其次，電商情境中，時常會有屬性資訊重疊的情況；或是同時出現多個屬性值需要同時預測，導致過往的 NER 架構難以符合電商情境的需求。為了克服這個問題，本文使用 Question Answering 架構，搭配序列標註的預測方式來訓練 NER 模型。這種方法能夠符合以上的電商情境需求，並且有效地減少模型的辨識類別並增強模型的效能。
最後，人工標註的成本昂貴，且隨機選擇標註資料可能會選擇到過於簡單或特徵相仿的資料，這對模型的效果幫助有限且可能浪費人力資源。因此，本論文利用主動學習的資料蒐集策略，根據模型對資料的不確定性，選擇較為困難的資料進行訓練。這種方法的貢獻在於，在有限的人力資源下，通過標註較為困難的訓練資料，能夠針對性地改良模型並有效提升模型的準確度。

NER is a significant task in natural language processing, with the objective of identifying specific entities within a text, such as names of individuals, locations, etc. However, there is still room for improvement in NER within the e-commerce domain. Thus, this study delves into the application and challenges of Named Entity Recognition (NER) in the e-commerce field, presenting several methods for enhancement and specific contributions.

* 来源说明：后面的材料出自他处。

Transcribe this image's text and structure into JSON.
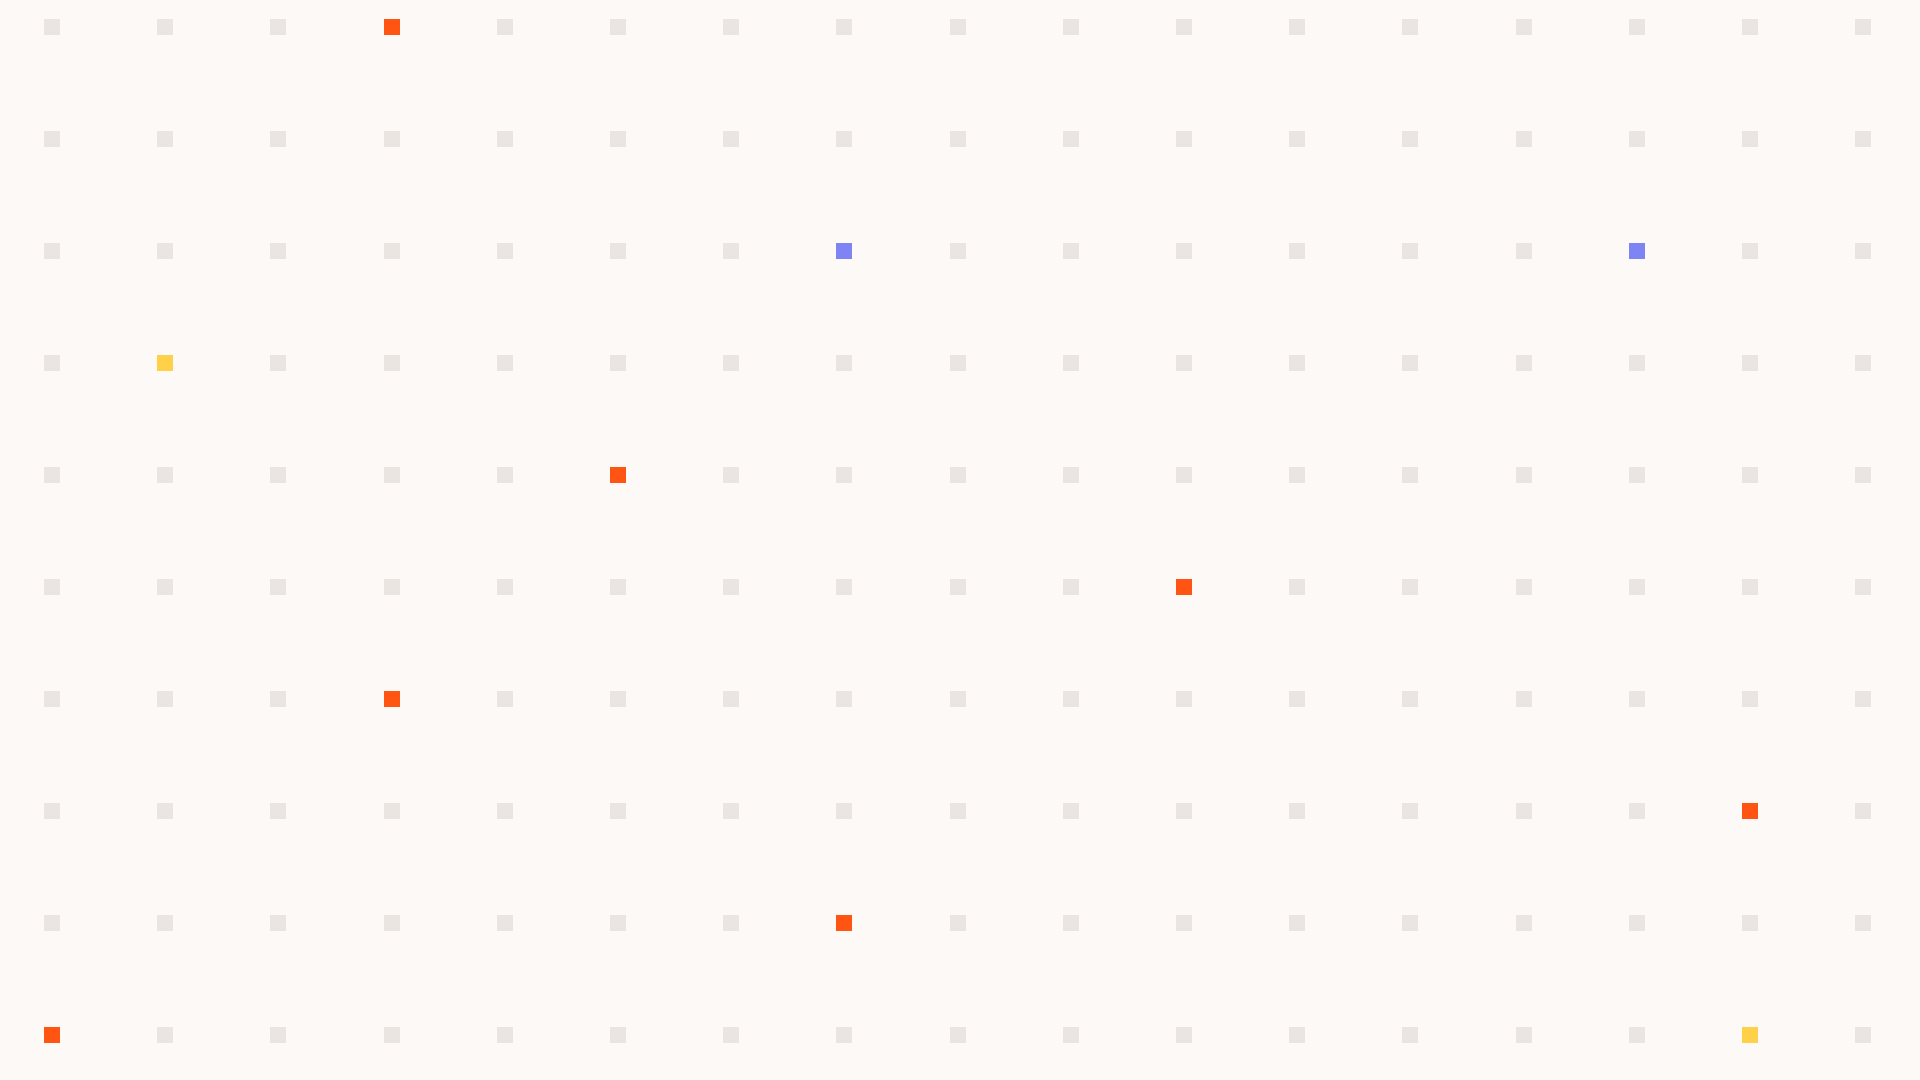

Firstly, existing BERT feature encoding models have not been tailored to pretrain on e-commerce domain text, leaving room for improvement in semantic understanding of e-commerce text. To address this, the paper pretrains BERT on e-commerce domain text and establishes a specialized model called "ceComBERT" for e-commerce. This model demonstrates favorable performance across various downstream tasks within the e-commerce context.
Secondly, the e-commerce context often involves overlapping attribute information or simultaneous prediction of multiple attribute values, posing challenges to conventional NER architectures. To overcome this, the paper employs a Question Answering framework combined with sequence labeling prediction to train the NER model. This approach caters to e-commerce scenario demands and effectively reduces category recognition complexities while enhancing model efficiency.
Lastly, manual annotation is costly, and randomly selecting annotated data might lead to choosing overly simplistic or similar-feature data, limiting model efficacy and potentially wasting human resources. Hence, the paper employs an active learning data collection strategy that selects challenging data for training based on model uncertainty. The contribution of this approach lies in improving the model in a targeted manner and significantly enhancing accuracy by annotating more challenging training data under limited human resources.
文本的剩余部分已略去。